Conversion to Judaism
In the last two weeks conversion to Judaism has captured the spotlight in Jewish media. That is quite an accomplishment since security and politics consistently have the monopoly in news outlets and editorials.
Scandals, however, are always fast tracked to front pages and unfortunately the Mikveh scandal near Capital Hill has rocked the confidence of many Jews, Jews by birth and choice alike, in the system. People have weaknesses, and those in leadership positions are no less human than all the rest of us. However, the betrayal of trust and the abuse of authority by one in a leadership position has far greater repercussions and is a crime not merely against individuals but against all of society.
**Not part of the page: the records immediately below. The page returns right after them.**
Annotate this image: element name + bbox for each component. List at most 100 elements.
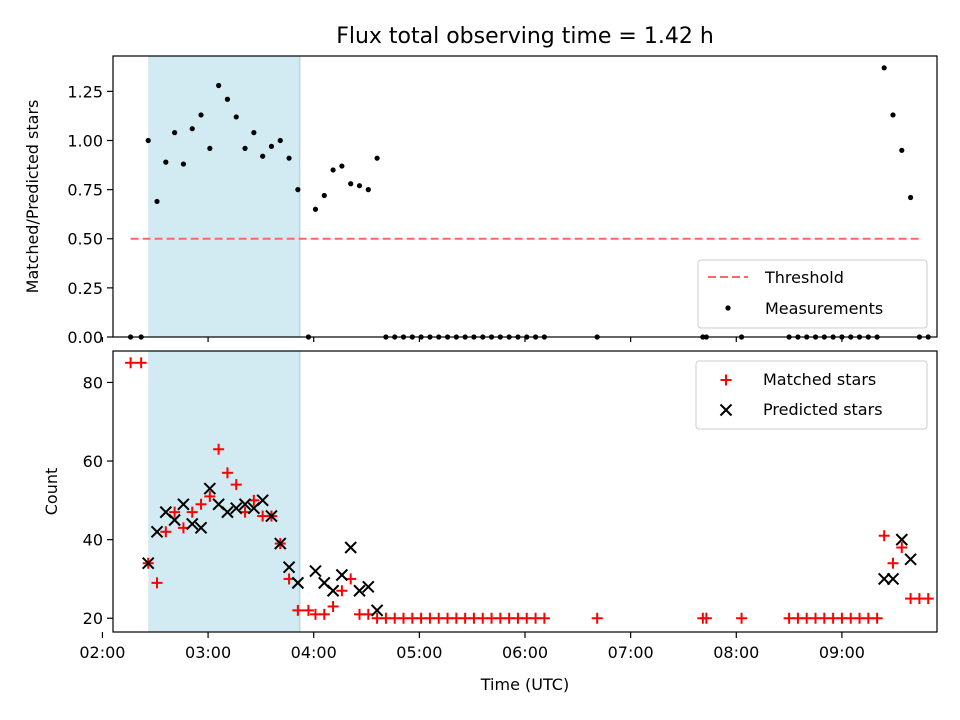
legend-measurements-swatch <box>725 305 731 311</box>
x-axis-label: Time (UTC) <box>480 675 569 694</box>
predicted-stars-points <box>142 482 917 617</box>
matched-star-point <box>318 608 330 620</box>
legend-measurements-label: Measurements <box>765 299 883 318</box>
x-b <box>177 498 190 511</box>
predicted-star-point <box>877 572 891 586</box>
x-b <box>159 505 173 519</box>
x-b <box>142 557 155 570</box>
x-b <box>274 537 287 550</box>
legend-x-marker <box>719 403 733 417</box>
predicted-star-point <box>291 576 305 590</box>
x-b <box>282 560 296 574</box>
bottom-shaded-interval <box>148 351 301 632</box>
x-tick-label: 05:00 <box>396 643 442 662</box>
bottom-legend-box <box>695 360 928 430</box>
measurement-point <box>286 155 292 161</box>
matched-star-point <box>302 604 314 616</box>
measurement-point <box>154 198 160 205</box>
x-b <box>194 521 208 535</box>
matched-star-point <box>213 443 225 455</box>
y-tick-label: 20 <box>83 609 103 628</box>
matched-star-point <box>591 612 603 624</box>
predicted-star-point <box>326 584 340 597</box>
measurement-point <box>348 181 354 187</box>
matched-star-point <box>887 557 899 569</box>
y-tick-label: 40 <box>83 531 103 550</box>
matched-star-point <box>871 612 883 624</box>
matched-star-point <box>538 612 550 624</box>
y-tick-label: 0.00 <box>67 328 103 347</box>
predicted-star-point <box>177 498 190 511</box>
x-tick-label: 04:00 <box>291 643 337 662</box>
predicted-star-point <box>309 564 322 578</box>
matched-star-point <box>151 577 163 589</box>
measurement-point <box>251 130 257 136</box>
shaded-band <box>148 56 300 337</box>
measurement-point <box>330 167 336 173</box>
legend-matched-swatch <box>720 374 732 386</box>
top-x-ticks <box>101 337 843 342</box>
y-tick-label: 0.50 <box>67 230 103 249</box>
predicted-star-point <box>904 553 917 566</box>
predicted-star-point <box>186 517 199 531</box>
measurement-point <box>216 82 222 89</box>
x-b <box>221 505 234 519</box>
chart-title: Flux total observing time = 1.42 h <box>336 24 714 49</box>
measurement-point <box>145 137 151 144</box>
top-panel: 0.00 0.25 0.50 0.75 1.00 1.25 Matched/Predict… <box>23 55 938 347</box>
bottom-y-axis-label: Count <box>42 468 61 516</box>
shaded-band <box>148 351 300 632</box>
measurement-point <box>890 112 896 118</box>
predicted-star-point <box>238 498 252 511</box>
y-tick-label: 1.25 <box>67 82 103 101</box>
x-b <box>291 576 305 590</box>
legend-matched-label: Matched stars <box>763 370 876 389</box>
matched-star-point <box>736 612 748 624</box>
matched-star-point <box>186 506 198 518</box>
matched-star-point <box>700 612 712 624</box>
matched-star-point <box>327 600 339 612</box>
predicted-star-point <box>362 580 375 594</box>
y-tick-label: 1.00 <box>67 131 103 150</box>
measurement-point <box>233 114 239 120</box>
measurement-point <box>180 161 187 167</box>
measurement-point <box>312 206 319 212</box>
measurement-point <box>365 187 371 193</box>
measurement-point <box>907 194 914 201</box>
matched-star-point <box>125 357 137 369</box>
y-tick-label: 0.25 <box>67 279 103 298</box>
predicted-star-point <box>230 501 243 515</box>
x-tick-label: 06:00 <box>502 643 548 662</box>
matched-star-point <box>169 506 181 518</box>
measurement-point <box>339 163 345 169</box>
x-b <box>719 403 733 417</box>
matched-star-point <box>896 542 908 554</box>
measurement-point <box>356 183 363 189</box>
top-legend: Threshold Measurements <box>697 259 928 329</box>
predicted-star-point <box>142 557 155 570</box>
matched-stars-points <box>125 357 934 624</box>
matched-star-point <box>204 490 216 502</box>
x-b <box>168 513 181 527</box>
x-tick-label: 02:00 <box>79 643 125 662</box>
x-b <box>904 553 917 566</box>
predicted-star-point <box>895 533 908 546</box>
x-b <box>326 584 340 597</box>
predicted-star-point <box>256 494 269 507</box>
matched-star-point <box>221 467 233 479</box>
top-y-axis-label: Matched/Predicted stars <box>23 100 42 294</box>
x-b <box>256 494 269 507</box>
legend-predicted-label: Predicted stars <box>763 400 883 419</box>
bottom-y-ticks: 20 40 60 80 <box>83 373 113 628</box>
x-tick-label: 03:00 <box>185 643 231 662</box>
measurement-point <box>268 143 275 149</box>
matched-star-point <box>230 479 242 491</box>
legend-threshold-label: Threshold <box>764 268 844 287</box>
predicted-star-point <box>353 584 366 597</box>
matched-star-point <box>878 530 890 542</box>
bottom-x-ticks: 02:00 03:00 04:00 05:00 06:00 07:00 08:00 09:00 <box>79 632 865 662</box>
measurement-point <box>277 137 283 144</box>
x-tick-label: 09:00 <box>819 643 865 662</box>
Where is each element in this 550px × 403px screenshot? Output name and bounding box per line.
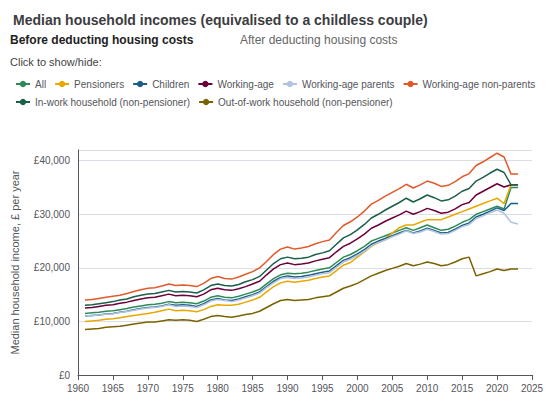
svg-text:1980: 1980	[207, 383, 230, 394]
svg-text:2020: 2020	[486, 383, 509, 394]
svg-text:£40,000: £40,000	[34, 155, 71, 166]
svg-text:1960: 1960	[67, 383, 90, 394]
svg-text:After deducting housing costs: After deducting housing costs	[240, 33, 397, 47]
svg-text:Before deducting housing costs: Before deducting housing costs	[10, 33, 194, 47]
svg-text:£0: £0	[59, 370, 71, 381]
svg-text:1965: 1965	[102, 383, 125, 394]
svg-text:£30,000: £30,000	[34, 209, 71, 220]
svg-text:Working-age non-parents: Working-age non-parents	[423, 79, 536, 90]
svg-text:2025: 2025	[521, 383, 544, 394]
svg-text:1970: 1970	[137, 383, 160, 394]
svg-text:Median household income, £ per: Median household income, £ per year	[9, 170, 21, 354]
svg-text:1985: 1985	[241, 383, 264, 394]
svg-text:2010: 2010	[416, 383, 439, 394]
svg-text:2005: 2005	[381, 383, 404, 394]
svg-text:1990: 1990	[276, 383, 299, 394]
svg-text:Children: Children	[152, 79, 189, 90]
svg-text:All: All	[35, 79, 46, 90]
svg-text:Out-of-work household (non-pen: Out-of-work household (non-pensioner)	[218, 97, 393, 108]
svg-text:£20,000: £20,000	[34, 262, 71, 273]
svg-text:Click to show/hide:: Click to show/hide:	[10, 56, 102, 68]
svg-text:Pensioners: Pensioners	[74, 79, 124, 90]
svg-text:1995: 1995	[311, 383, 334, 394]
svg-text:In-work household (non-pension: In-work household (non-pensioner)	[35, 97, 190, 108]
svg-text:2015: 2015	[451, 383, 474, 394]
svg-text:2000: 2000	[346, 383, 369, 394]
svg-text:£10,000: £10,000	[34, 316, 71, 327]
svg-text:Working-age: Working-age	[217, 79, 274, 90]
svg-text:Median household incomes (equi: Median household incomes (equivalised to…	[13, 12, 428, 28]
svg-text:1975: 1975	[172, 383, 195, 394]
svg-text:Working-age parents: Working-age parents	[302, 79, 395, 90]
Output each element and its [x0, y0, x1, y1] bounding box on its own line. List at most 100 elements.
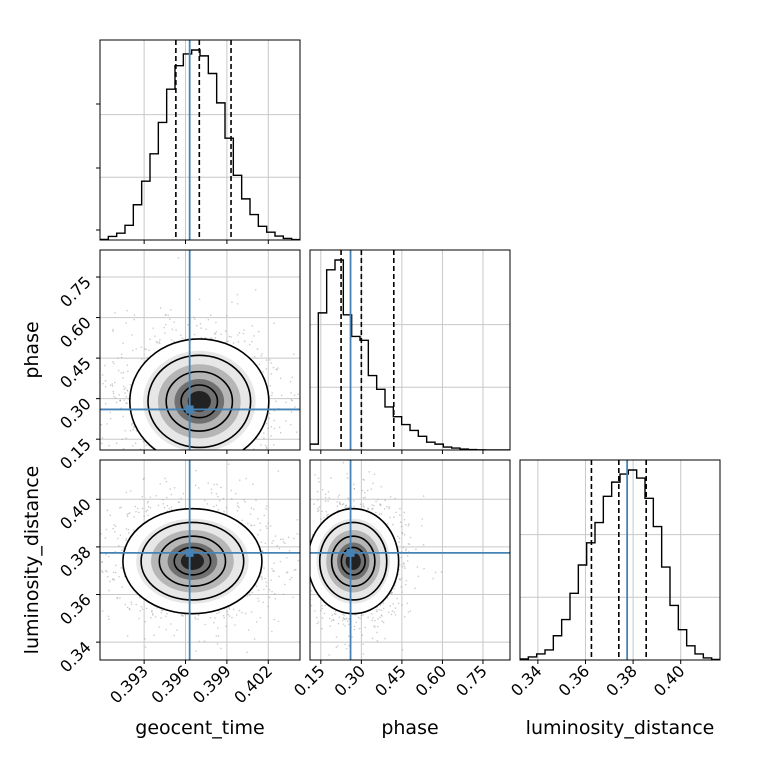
sample-point [133, 426, 135, 429]
sample-point [114, 312, 116, 314]
sample-point [376, 610, 378, 613]
panel-frame [99, 39, 301, 241]
contour-line [330, 535, 376, 587]
sample-point [321, 617, 324, 619]
sample-point [171, 465, 173, 467]
sample-point [215, 321, 217, 324]
sample-point [265, 359, 268, 361]
sample-point [358, 453, 360, 455]
x-tick-label: 0.402 [230, 661, 276, 707]
sample-point [119, 534, 122, 536]
sample-point [250, 611, 253, 613]
sample-point [205, 328, 207, 330]
sample-point [321, 604, 323, 607]
sample-point [160, 611, 163, 614]
sample-point [344, 643, 346, 646]
sample-point [246, 651, 248, 654]
sample-point [124, 603, 127, 606]
sample-point [404, 523, 407, 526]
sample-point [269, 385, 272, 387]
sample-point [142, 478, 145, 481]
sample-point [327, 490, 330, 493]
sample-point [307, 566, 309, 568]
sample-point [168, 318, 171, 320]
sample-point [109, 417, 112, 420]
sample-point [293, 595, 295, 597]
sample-point [273, 427, 276, 430]
sample-point [234, 485, 236, 487]
sample-point [126, 389, 129, 392]
sample-point [271, 590, 273, 593]
sample-point [364, 626, 366, 629]
sample-point [272, 444, 275, 446]
sample-point [104, 364, 106, 367]
sample-point [259, 616, 262, 619]
sample-point [165, 451, 167, 453]
sample-point [236, 502, 239, 504]
sample-point [304, 606, 306, 608]
sample-point [133, 318, 135, 321]
sample-point [206, 503, 209, 505]
sample-point [285, 571, 288, 574]
sample-point [211, 453, 213, 455]
sample-point [129, 383, 132, 386]
sample-point [236, 510, 239, 512]
sample-point [238, 609, 241, 612]
sample-point [375, 511, 377, 514]
sample-point [269, 525, 272, 527]
sample-point [150, 477, 152, 479]
sample-point [151, 609, 153, 612]
sample-point [265, 422, 268, 425]
sample-point [197, 468, 199, 470]
sample-point [338, 501, 341, 503]
sample-point [347, 477, 349, 479]
sample-point [31, 418, 33, 420]
sample-point [422, 495, 425, 497]
sample-point [257, 517, 259, 520]
sample-point [379, 604, 382, 606]
sample-point [100, 533, 102, 535]
sample-point [373, 625, 375, 627]
sample-point [316, 622, 319, 625]
sample-point [161, 609, 164, 612]
sample-point [331, 417, 333, 419]
sample-point [165, 615, 167, 618]
sample-point [384, 637, 386, 640]
sample-point [401, 591, 403, 593]
sample-point [158, 342, 161, 345]
sample-point [125, 528, 128, 530]
sample-point [379, 616, 381, 619]
sample-point [158, 340, 161, 343]
sample-point [399, 514, 401, 516]
x-tick-label: 0.393 [106, 661, 152, 707]
sample-point [287, 536, 290, 539]
sample-point [398, 541, 400, 543]
sample-point [286, 488, 288, 490]
sample-point [194, 618, 197, 620]
sample-point [223, 452, 225, 454]
sample-point [170, 506, 173, 508]
sample-point [342, 623, 345, 625]
sample-point [248, 594, 251, 597]
sample-point [228, 615, 231, 617]
sample-point [297, 529, 299, 531]
sample-point [124, 429, 127, 432]
sample-point [88, 395, 90, 397]
sample-point [165, 496, 168, 499]
sample-point [111, 383, 113, 385]
sample-point [336, 501, 338, 503]
sample-point [265, 508, 267, 510]
sample-point [261, 576, 263, 579]
sample-point [241, 611, 243, 614]
sample-point [251, 325, 254, 327]
sample-point [147, 505, 150, 508]
sample-point [319, 609, 322, 612]
sample-point [363, 506, 365, 508]
sample-point [399, 521, 402, 524]
sample-point [291, 376, 294, 379]
sample-point [279, 377, 282, 380]
sample-point [104, 385, 107, 388]
sample-point [273, 562, 275, 564]
sample-point [243, 329, 245, 331]
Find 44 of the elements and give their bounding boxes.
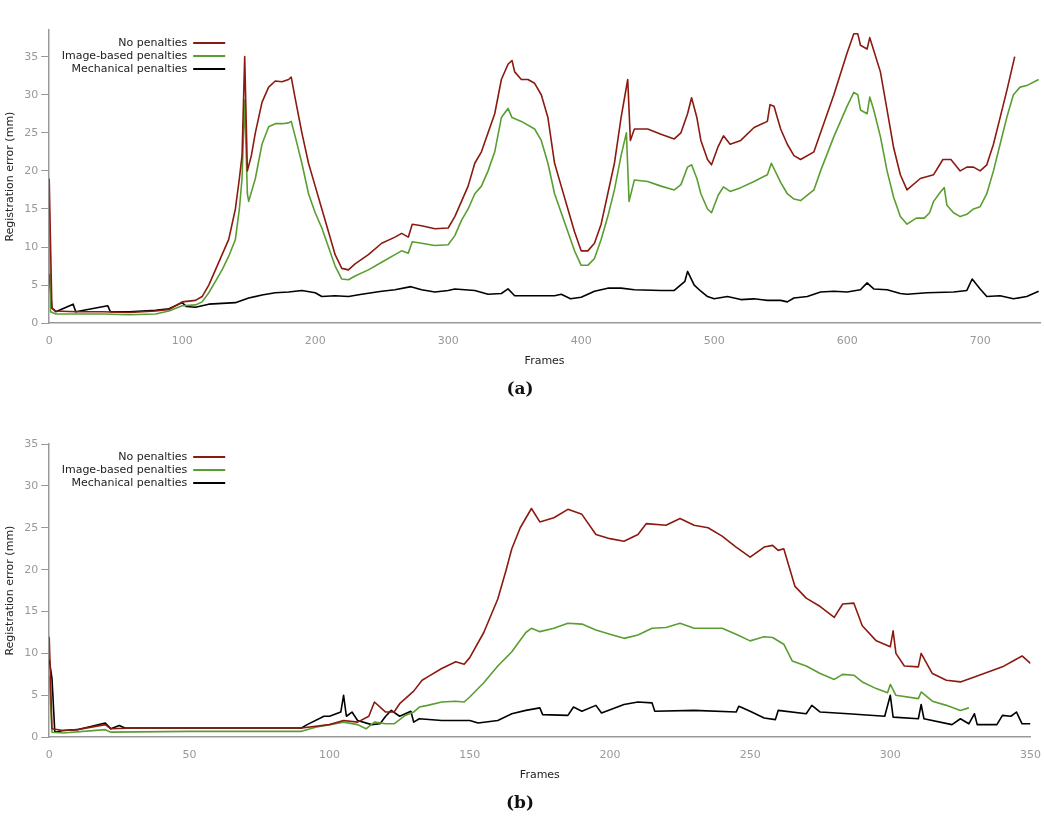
x-tick-label: 0 (45, 333, 53, 347)
y-tick-label: 0 (31, 730, 39, 744)
y-tick-label: 5 (31, 277, 39, 291)
x-tick-label: 100 (319, 747, 341, 761)
legend-label: No penalties (118, 35, 188, 49)
y-tick-label: 30 (24, 478, 39, 492)
x-tick-label: 500 (703, 333, 725, 347)
x-tick-label: 200 (304, 333, 326, 347)
legend-label: Mechanical penalties (71, 61, 188, 75)
x-tick-label: 700 (969, 333, 991, 347)
x-tick-label: 600 (836, 333, 858, 347)
y-tick-label: 5 (31, 688, 39, 702)
legend-label: Image-based penalties (61, 462, 188, 476)
y-tick-label: 15 (24, 604, 39, 618)
x-tick-label: 200 (599, 747, 621, 761)
x-tick-label: 350 (1020, 747, 1041, 761)
x-tick-label: 150 (459, 747, 481, 761)
y-tick-label: 30 (24, 87, 39, 101)
y-tick-label: 0 (31, 316, 39, 330)
y-axis-title: Registration error (mm) (3, 111, 17, 242)
x-axis-title: Frames (519, 767, 561, 781)
y-tick-label: 15 (24, 201, 39, 215)
y-tick-label: 35 (24, 436, 39, 450)
legend-label: Mechanical penalties (71, 475, 188, 489)
y-tick-label: 20 (24, 163, 39, 177)
legend-label: No penalties (118, 449, 188, 463)
legend-label: Image-based penalties (61, 48, 188, 62)
y-tick-label: 10 (24, 239, 39, 253)
x-tick-label: 400 (570, 333, 592, 347)
text: (a) (506, 378, 534, 399)
y-axis-title: Registration error (mm) (3, 525, 17, 656)
x-tick-label: 300 (437, 333, 459, 347)
x-axis-title: Frames (524, 353, 565, 367)
y-tick-label: 20 (24, 562, 39, 576)
y-tick-label: 10 (24, 646, 39, 660)
x-tick-label: 50 (182, 747, 197, 761)
y-tick-label: 25 (24, 125, 39, 139)
y-tick-label: 35 (24, 49, 39, 63)
x-tick-label: 0 (45, 747, 53, 761)
x-tick-label: 100 (171, 333, 193, 347)
x-tick-label: 250 (739, 747, 761, 761)
x-tick-label: 300 (879, 747, 901, 761)
y-tick-label: 25 (24, 520, 39, 534)
text: (b) (506, 792, 534, 813)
In the environment of this scandal, although not precipitated by it, the Israeli Knesset recently passed a law allowing municipal courts to perform conversions in Israel, previously allowed only in courts under the auspices of the chief rabbinate. This allowance removes some of the bureaucracy and red tape conversion candidates are required to navigate, and it also gives them the ability to progress their conversions in the context of their own communities, dealing with courts more personable, who are familiar with the candidates on a more personal level.
However, the chief rabbinate has railed against this law and has declared that it will not recognize conversions performed under municipal courts. Their concern is that standards for conversion will not always be adhered to in municipal courts and it opens the door for rogue courts to act as they see fit. In short, it wrests control of ‘who is a Jew’ from the chief rabbinate of Israel.
Experts on both sides of the debate have fiercely dug in their toes in this standoff. The new law is welcomed by most modern and nationalist leaders, while it is opposed by most Hareidi groups (to use vague and overly simplified terms).